Puuuh ... ja. So scheint es.
Hatte kürzlich wieder Kontakt mit einer, die Asthma hat, bei der im Mai Covid-19 nachgewiesen wurde.
Sie ist End-Dreißigerin. Sie fühlt sich erschöpft und muss sich immer noch schonen und ihre Herzbeutelentzündung vollends ausheilen lassen.
Ein anderer End-Dreißiger, Sohn einer Bekannten meiner Tante, ist Arzt und hat sich im April infiziert. Er hat's offenbar gut überstanden, merkte es an Erkältungssymptomen und an einem metallischen Geschmack, dass er erkrankt war.
Aber - wie kürzlich schon erwähnt - einer aus meiner Nachbarschaft war Mitt-Vierziger und ist Ende April bewusstlos aus unserem Haus getragen worden und starb wenige Tage später an Covid-19.
Von älteren Erkrankten habe ich in meinem Umfeld nichts mitbekommen.
Ich hätte Schwierigkeiten, es zu erkennen, da ich allergiebedingt quasi rund ums Jahr Atemwegsbeschwerden habe und zudem aufgrund meines Jobs praktisch jeden Erreger abbekomme, der die Runde macht. Hinzu kommen diffuse Symptome in allen möglichen Bereichen, die stressbedingt sind, sowie eine krankhafte Angst vor Krankheiten. Wenn man sich alle paar Wochen selbst eine neue tödliche Krankheit diagnostiziert, hat man auch etwas weniger Sinn für die Bedrohung, die Corona darstellt - und es ist komisch, wenn es plötzlich genau eine bedrohliche Krankheit gibt, die die Öffentlichkeit ähnlich stark fürchtet wie man selbst alle anderen.
Paradoxerweise könnte ich mich gerade deshalb mit Covid-19 anstecken und in Schwierigkeiten kommen, weil ich damit ausgelastet bin, Angst vor etwas anderem zu haben. Soll ich die Bauchschmerzen ernst nehmen, den zuckenden Muskel oder das Kratzen im Hals? Alles miteinander geht nicht.
Zudem wurde mir immer wieder gepredigt, ich dürfe mich nicht in gesundheitliche Bedrohungen hineinsteigern (bis hin zu Aussagen wie: "Ist unwahrscheinlich, dass , weshalb ich in der Rhetorik der Verharmloser so manchen ärztlichen Rat wiedererkenne, den Hypochonder regelmäßig hören. Wodarg und andere wurden für diese Art Rhetorik am Anfang der Krise noch vom Mainstream gefeiert. Damals hieß es, Nazis wollten Panik vor einem relativ harmlosen Virus verbreiten, um die Grenzen schließen zu können. Schwere Verläufe hervorzuheben, wäre damals als perfider Versuch bezeichnet worden, ein wenig bedenkliches Gesamtbild zu verzerren. Dann drehte sich der Wind und die Meinungsmacher vertraten plötzlich voller Überzeugung das Gegenteil des bisher Vertretenen - auch die "alternativen Medien". Die Experten, die gestern als Stimmen der Vernunft galten, sind heute Hetzer mit Aluhut, obwohl man bereits am Anfang wusste, dass das Virus gefährlich werden könnte.

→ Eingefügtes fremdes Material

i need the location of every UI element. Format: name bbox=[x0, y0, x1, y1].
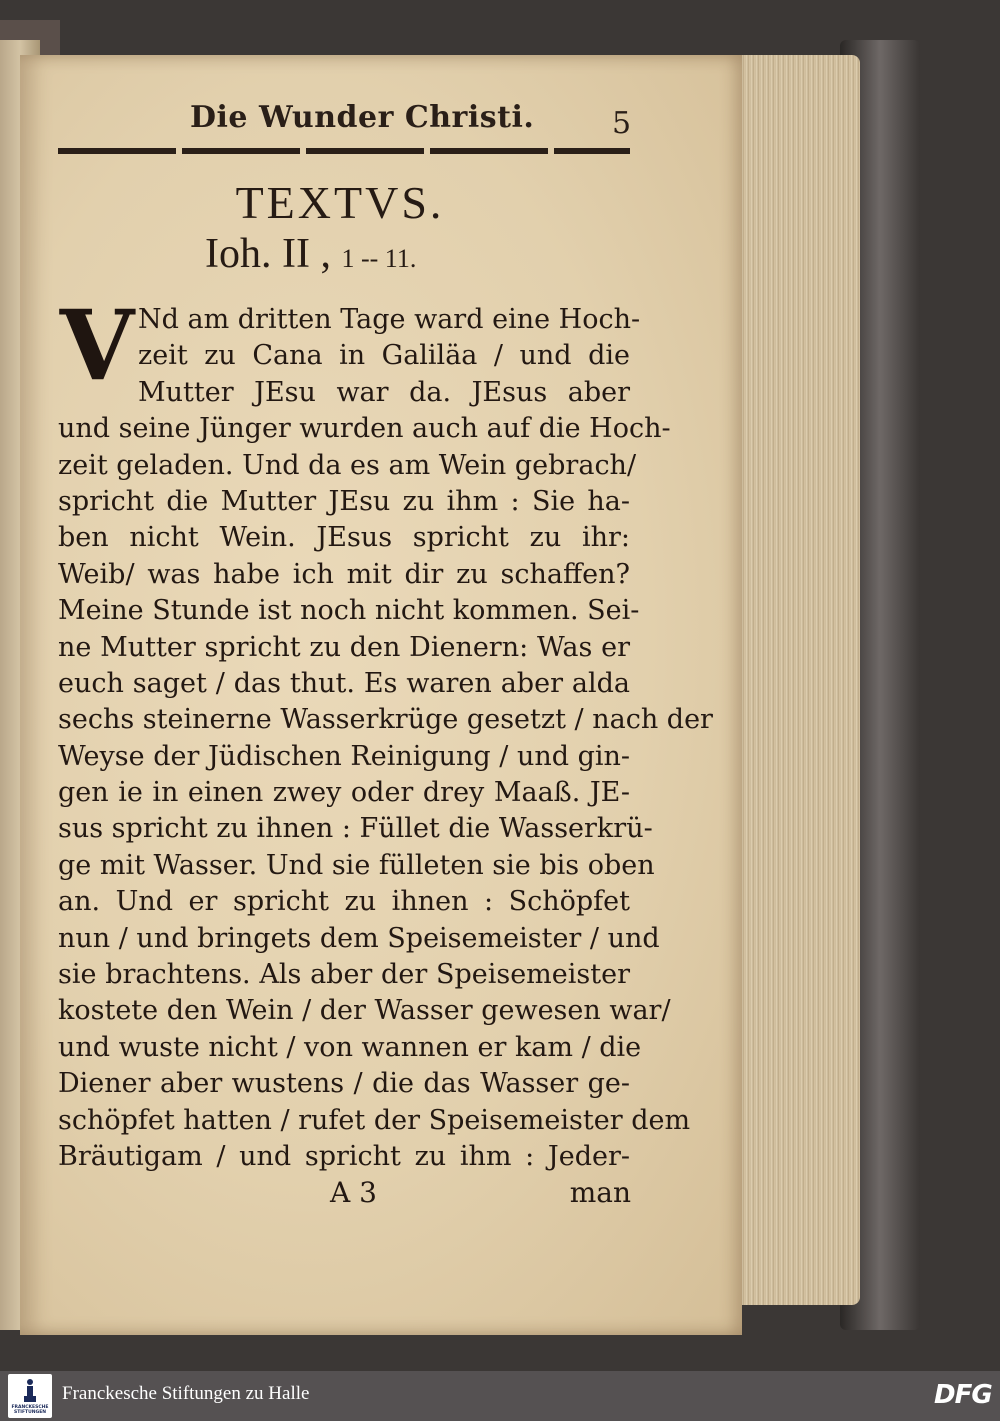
text-line: und seine Jünger wurden auch auf die Hoch- bbox=[58, 413, 671, 445]
text-line: Diener aber wustens / die das Wasser ge- bbox=[58, 1068, 630, 1100]
scripture-reference bbox=[205, 230, 505, 278]
text-line: kostete den Wein / der Wasser gewesen war/ bbox=[58, 995, 671, 1027]
footer-caption: Franckesche Stiftungen zu Halle bbox=[62, 1383, 310, 1404]
catchword: man bbox=[569, 1176, 631, 1209]
text-line: schöpfet hatten / rufet der Speisemeister dem bbox=[58, 1104, 691, 1136]
text-line: und wuste nicht / von wannen er kam / die bbox=[58, 1031, 642, 1063]
drop-initial: V bbox=[59, 289, 135, 402]
text-line: Mutter JEsu war da. JEsus aber bbox=[138, 376, 630, 408]
header-rule bbox=[58, 148, 630, 154]
text-line: euch saget / das thut. Es waren aber alda bbox=[58, 667, 630, 699]
text-line: nun / und bringets dem Speisemeister / und bbox=[58, 922, 660, 954]
body-text bbox=[58, 289, 713, 1175]
reference-book: Ioh. II , bbox=[205, 231, 331, 277]
text-line: spricht die Mutter JEsu zu ihm : Sie ha- bbox=[58, 485, 630, 517]
signature-mark: A 3 bbox=[330, 1176, 377, 1209]
running-head: Die Wunder Christi. bbox=[190, 100, 535, 135]
logo-figure-icon bbox=[22, 1378, 38, 1404]
dfg-logo: DFG bbox=[934, 1380, 992, 1410]
reference-verses: 1 -- 11. bbox=[341, 244, 417, 273]
text-line: Meine Stunde ist noch nicht kommen. Sei- bbox=[58, 595, 640, 627]
text-line: Nd am dritten Tage ward eine Hoch- bbox=[138, 304, 641, 335]
text-line: Weib/ was habe ich mit dir zu schaffen? bbox=[58, 558, 630, 590]
text-line: an. Und er spricht zu ihnen : Schöpfet bbox=[58, 886, 630, 918]
page-stack-edge bbox=[735, 55, 860, 1305]
page-number: 5 bbox=[612, 106, 632, 141]
logo-text: FRANCKESCHE STIFTUNGEN bbox=[11, 1405, 49, 1415]
text-line: sus spricht zu ihnen : Füllet die Wasserkrü- bbox=[58, 813, 653, 845]
text-line: Weyse der Jüdischen Reinigung / und gin- bbox=[58, 740, 631, 772]
text-heading: TEXTVS. bbox=[235, 177, 445, 228]
institution-logo bbox=[8, 1374, 52, 1418]
text-line: sie brachtens. Als aber der Speisemeister bbox=[58, 959, 630, 991]
text-line: Bräutigam / und spricht zu ihm : Jeder- bbox=[58, 1140, 630, 1172]
text-line: sechs steinerne Wasserkrüge gesetzt / nach der bbox=[58, 704, 713, 736]
text-line: zeit zu Cana in Galiläa / und die bbox=[138, 340, 630, 372]
text-line: ge mit Wasser. Und sie fülleten sie bis oben bbox=[58, 849, 655, 881]
text-line: ne Mutter spricht zu den Dienern: Was er bbox=[58, 631, 630, 663]
text-line: zeit geladen. Und da es am Wein gebrach/ bbox=[58, 449, 637, 481]
text-line: gen ie in einen zwey oder drey Maaß. JE- bbox=[58, 777, 630, 809]
viewer-footer bbox=[0, 1371, 1000, 1421]
text-line: ben nicht Wein. JEsus spricht zu ihr: bbox=[58, 522, 630, 554]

Es ist alles nicht so einfach, denn - wie meinesgleichen immer wieder am eigenen Leib erfährt - der Intellekt spielt nur eine untergeordnete Rolle, was die Frage angeht, wo und wie wir Bedrohungen wahrnehmen.
Insgesamt finde ich es gut, dass hierzulande jeder bekannte Fall nachverfolgt wird. Zum ersten Mal überhaupt kann ich die Regierung loben. Aber die Debatten sind zu phrasenhaft, zu wetterabhängig und zu manichäisch. Es muss immer polarisiert werden, sogar wenn man genau die Sichtweise, für die man den anderen verteufelt, vor wenigen Monaten selbst noch hatte.